Puckoon is a blurt of Spike Milligan's rapid-fire childish cleverness and is very much of its time, it was written in 1963.
It is (as far as I can gather, discerning the plot through the maze of little gags takes quite an effort) the story of a small town which lies right at the place where the officials have decided to run the new Irish borderline. This creates situations like, a small corner in the local pub in one country being in one country and having lower taxes on alcohol than the rest of the pub, so a squish of cheapskates clamour for drinks from that spot while the rest of the pub is empty.
With much silliness on every page, no characters get the time to really build up a personality, with a cast of over 50 people in the slim paperback. Every single event is the precursor to a one-liner or a surreal throwaway. Some of the jokes raised a smile, but at the heart of it seems to be a disdain for the general populous, a sexist approach and you feel that Spike in his sandbox is just doodling with words. E.g "The door opened, a girl's face appeared, it appeared very pretty too."

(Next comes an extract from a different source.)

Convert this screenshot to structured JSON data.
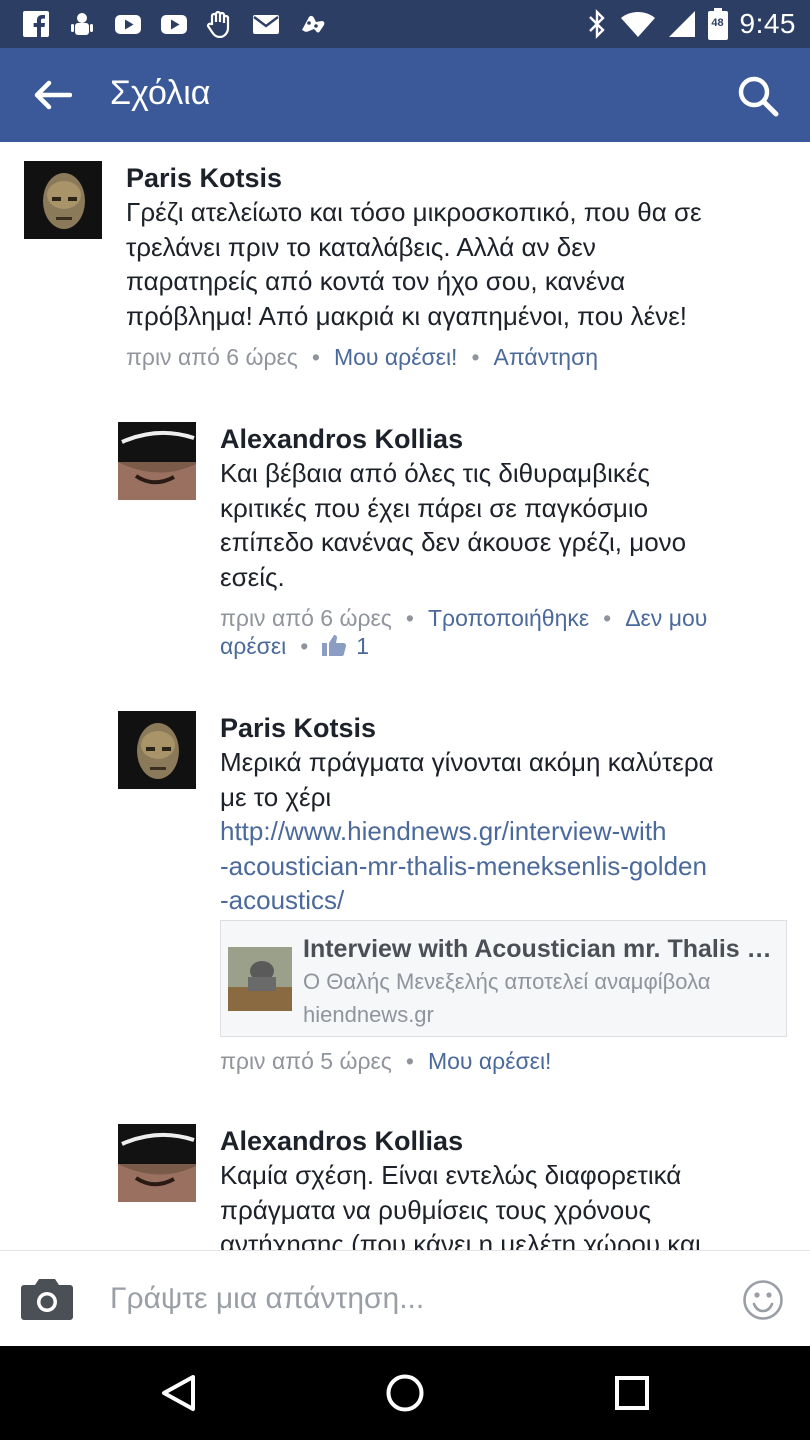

Look, it's clever, but it's not the medium for Spike in my opinion.
He clearly had a wonderful, probably autistic, precious mind for humour, and it must have been hard for him during his manic times, not to crack jokes about every single thing he saw or heard, making for a noisy mind and probably maddening himself and those close to him.
But put him together with other sympathetic and guiding lights such as the Goon Show cast, and this hyper-jocularity suddenly has a place among other characters and talents, and becomes more effective.